Claartje Levelt, born in 1965. Ph.D. from Leiden University. Professor of First Language Acquisition at Leiden University.
Theme Group Fellow (1 April 2017 – 30 June 2017)
Understanding and Improving the Outcomes of AGL Infant Studies
Experiments using the Artificial Grammar Learning (AGL) paradigm with infants have presented mixed results, some studies showing that the infants learned the rule and were able to generalize, other studies failing to show rule learning. Also, it turns out to be hard to replicate the results of some of these studies. It is known that infants learn rules more easily with speech stimuli than with non-speech stimuli, like pure tones, or visual objects. However, experiments using speech stimuli are not always successful, while certain types of visual stimuli do trigger rule-learning. I will focus on the question how specific phonological, phonotactic and acoustic characteristics of the stimuli used in Artificial Grammar Learning experiments impact the results of AGL experiments – specifically those with infants. Speech stimuli used in both published and unpublished experiments will be analyzed in every possible way, i.e. phonologically, phonetically, acoustically, statistically (segmental frequency, bigram frequency etc.), and compared on the basis of their success in promoting rule learning. Finding specific characteristics of stimuli that lead to successful rule learning will not only help us to design better experiments, but will also increase our insight in the rule learning mechanism itself. In addition, novel ways will be sought to increase the information value of infant studies, and to make them better-suited for comparative research with non-human animals.

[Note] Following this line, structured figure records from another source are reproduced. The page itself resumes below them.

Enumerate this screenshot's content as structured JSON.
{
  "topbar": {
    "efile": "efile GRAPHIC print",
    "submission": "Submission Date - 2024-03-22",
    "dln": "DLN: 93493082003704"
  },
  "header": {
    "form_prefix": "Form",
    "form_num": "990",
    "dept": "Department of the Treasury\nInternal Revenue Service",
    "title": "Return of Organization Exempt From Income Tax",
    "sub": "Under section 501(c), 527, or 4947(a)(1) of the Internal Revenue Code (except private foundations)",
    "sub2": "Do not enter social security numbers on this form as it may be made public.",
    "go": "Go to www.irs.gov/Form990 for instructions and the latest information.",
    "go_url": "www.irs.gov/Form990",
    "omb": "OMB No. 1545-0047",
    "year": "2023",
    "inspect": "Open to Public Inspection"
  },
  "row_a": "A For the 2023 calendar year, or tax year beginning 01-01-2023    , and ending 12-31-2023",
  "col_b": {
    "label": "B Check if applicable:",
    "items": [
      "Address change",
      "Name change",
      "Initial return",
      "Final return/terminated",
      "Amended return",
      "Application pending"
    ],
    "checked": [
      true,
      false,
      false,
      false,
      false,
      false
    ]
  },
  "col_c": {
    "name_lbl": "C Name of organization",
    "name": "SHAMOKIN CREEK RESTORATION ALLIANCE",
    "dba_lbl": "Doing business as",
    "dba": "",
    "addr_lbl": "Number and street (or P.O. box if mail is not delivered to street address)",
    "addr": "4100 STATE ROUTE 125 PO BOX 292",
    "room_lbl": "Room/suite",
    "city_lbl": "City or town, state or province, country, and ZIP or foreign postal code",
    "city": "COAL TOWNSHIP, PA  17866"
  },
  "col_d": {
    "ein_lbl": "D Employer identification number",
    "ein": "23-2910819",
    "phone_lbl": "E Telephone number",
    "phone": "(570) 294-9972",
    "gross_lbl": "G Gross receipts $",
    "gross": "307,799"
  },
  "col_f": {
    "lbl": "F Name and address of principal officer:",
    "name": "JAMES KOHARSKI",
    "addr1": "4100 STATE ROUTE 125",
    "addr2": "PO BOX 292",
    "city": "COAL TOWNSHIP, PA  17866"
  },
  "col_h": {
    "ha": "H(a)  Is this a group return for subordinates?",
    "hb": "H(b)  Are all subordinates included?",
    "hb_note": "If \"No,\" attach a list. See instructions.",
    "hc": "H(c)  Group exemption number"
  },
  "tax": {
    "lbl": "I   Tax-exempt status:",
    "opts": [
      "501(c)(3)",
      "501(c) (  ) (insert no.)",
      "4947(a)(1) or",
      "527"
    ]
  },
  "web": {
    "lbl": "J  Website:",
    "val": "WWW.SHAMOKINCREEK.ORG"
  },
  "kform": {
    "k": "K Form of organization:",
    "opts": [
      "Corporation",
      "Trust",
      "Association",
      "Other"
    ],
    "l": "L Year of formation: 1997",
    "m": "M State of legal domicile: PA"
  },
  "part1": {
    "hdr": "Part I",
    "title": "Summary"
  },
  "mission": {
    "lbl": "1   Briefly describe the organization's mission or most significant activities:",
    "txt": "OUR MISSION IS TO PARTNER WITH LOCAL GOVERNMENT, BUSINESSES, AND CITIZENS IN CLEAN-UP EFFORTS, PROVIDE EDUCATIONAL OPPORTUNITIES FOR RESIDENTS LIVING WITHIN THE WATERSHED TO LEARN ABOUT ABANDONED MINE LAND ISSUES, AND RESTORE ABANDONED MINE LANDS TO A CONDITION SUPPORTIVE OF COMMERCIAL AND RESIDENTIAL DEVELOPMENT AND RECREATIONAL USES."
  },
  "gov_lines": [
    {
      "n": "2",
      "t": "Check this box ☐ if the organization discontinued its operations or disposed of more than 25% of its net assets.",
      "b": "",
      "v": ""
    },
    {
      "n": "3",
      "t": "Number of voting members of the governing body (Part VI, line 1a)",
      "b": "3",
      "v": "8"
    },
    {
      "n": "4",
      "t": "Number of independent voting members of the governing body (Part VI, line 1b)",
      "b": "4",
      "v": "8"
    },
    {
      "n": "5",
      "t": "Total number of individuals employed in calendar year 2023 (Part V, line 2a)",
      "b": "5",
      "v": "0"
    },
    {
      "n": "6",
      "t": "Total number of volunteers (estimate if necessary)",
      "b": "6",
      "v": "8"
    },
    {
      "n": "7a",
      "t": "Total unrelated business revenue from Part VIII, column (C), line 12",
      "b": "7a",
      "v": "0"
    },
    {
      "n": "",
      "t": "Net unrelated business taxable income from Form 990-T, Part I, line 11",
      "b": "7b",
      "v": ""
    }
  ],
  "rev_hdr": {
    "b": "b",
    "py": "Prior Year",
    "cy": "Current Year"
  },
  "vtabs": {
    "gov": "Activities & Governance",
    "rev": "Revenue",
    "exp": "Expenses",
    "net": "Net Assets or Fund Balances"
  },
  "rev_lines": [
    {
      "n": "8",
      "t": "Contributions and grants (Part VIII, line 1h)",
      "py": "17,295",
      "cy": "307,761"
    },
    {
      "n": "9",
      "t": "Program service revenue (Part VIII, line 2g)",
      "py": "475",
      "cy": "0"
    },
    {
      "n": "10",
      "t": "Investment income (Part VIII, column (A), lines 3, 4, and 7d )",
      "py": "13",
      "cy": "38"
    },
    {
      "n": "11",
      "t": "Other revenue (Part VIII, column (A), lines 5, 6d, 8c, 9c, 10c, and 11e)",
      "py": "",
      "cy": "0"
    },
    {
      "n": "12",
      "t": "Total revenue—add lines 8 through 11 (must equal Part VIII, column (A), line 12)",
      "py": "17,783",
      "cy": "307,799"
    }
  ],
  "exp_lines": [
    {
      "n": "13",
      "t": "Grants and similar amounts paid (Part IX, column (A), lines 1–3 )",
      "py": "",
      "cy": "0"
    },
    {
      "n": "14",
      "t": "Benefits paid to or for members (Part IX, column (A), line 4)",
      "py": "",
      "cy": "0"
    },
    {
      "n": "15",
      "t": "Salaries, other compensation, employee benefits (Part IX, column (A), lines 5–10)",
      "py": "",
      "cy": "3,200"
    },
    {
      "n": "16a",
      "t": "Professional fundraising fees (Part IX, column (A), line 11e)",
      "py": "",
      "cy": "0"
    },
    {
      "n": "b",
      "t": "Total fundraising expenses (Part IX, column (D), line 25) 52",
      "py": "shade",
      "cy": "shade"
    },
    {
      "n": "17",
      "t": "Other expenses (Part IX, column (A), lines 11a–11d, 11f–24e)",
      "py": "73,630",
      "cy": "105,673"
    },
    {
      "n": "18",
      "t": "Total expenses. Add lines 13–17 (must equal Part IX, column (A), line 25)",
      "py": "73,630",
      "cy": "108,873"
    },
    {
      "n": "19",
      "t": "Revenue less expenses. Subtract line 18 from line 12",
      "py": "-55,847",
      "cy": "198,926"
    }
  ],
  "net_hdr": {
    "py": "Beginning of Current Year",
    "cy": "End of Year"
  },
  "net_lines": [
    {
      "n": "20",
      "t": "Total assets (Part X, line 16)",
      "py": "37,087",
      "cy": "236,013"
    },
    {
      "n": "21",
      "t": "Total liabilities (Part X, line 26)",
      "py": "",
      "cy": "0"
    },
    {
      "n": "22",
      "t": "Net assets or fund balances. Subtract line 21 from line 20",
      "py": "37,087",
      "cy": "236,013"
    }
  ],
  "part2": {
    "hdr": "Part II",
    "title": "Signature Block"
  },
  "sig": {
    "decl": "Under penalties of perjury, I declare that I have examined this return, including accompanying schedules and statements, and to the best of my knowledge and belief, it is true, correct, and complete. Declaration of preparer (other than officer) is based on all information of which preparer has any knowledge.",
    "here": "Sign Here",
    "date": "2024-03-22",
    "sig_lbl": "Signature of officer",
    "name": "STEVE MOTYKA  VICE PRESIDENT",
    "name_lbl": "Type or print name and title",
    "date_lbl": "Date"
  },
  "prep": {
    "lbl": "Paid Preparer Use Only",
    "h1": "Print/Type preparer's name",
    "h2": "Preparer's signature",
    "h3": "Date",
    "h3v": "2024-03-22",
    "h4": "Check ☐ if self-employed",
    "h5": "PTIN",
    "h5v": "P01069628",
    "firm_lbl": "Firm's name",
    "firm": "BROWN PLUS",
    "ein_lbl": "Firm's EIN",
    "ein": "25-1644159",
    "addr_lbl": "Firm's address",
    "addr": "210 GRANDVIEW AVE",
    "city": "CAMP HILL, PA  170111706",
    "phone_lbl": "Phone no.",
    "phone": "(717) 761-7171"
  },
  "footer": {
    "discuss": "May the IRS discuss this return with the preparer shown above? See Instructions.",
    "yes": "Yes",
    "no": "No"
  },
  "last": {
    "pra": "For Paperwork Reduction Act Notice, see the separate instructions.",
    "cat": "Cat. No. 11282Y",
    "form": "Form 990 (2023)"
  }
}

Ter Haar, S., Kaemper, W., Stam, K., Levelt C. & C. ten Cate (2014). The interplay of within-species perceptual predispositions and experience during song ontogeny in zebra finches (Taeniopygia guttata). Proc. R. Soc. B 20141860.
Levelt, C. (2012). Perception mirrors production in 14- and 18-month-olds: the case of coda consonants. Cognition 123, 74-79.
Levelt, C. (2011). Consonant Harmony in child language. In: M. van Oostendorp, C. Ewen & K. Rice (eds.). Companion to Phonology. Boston MA: Blackwell, 1691-1716.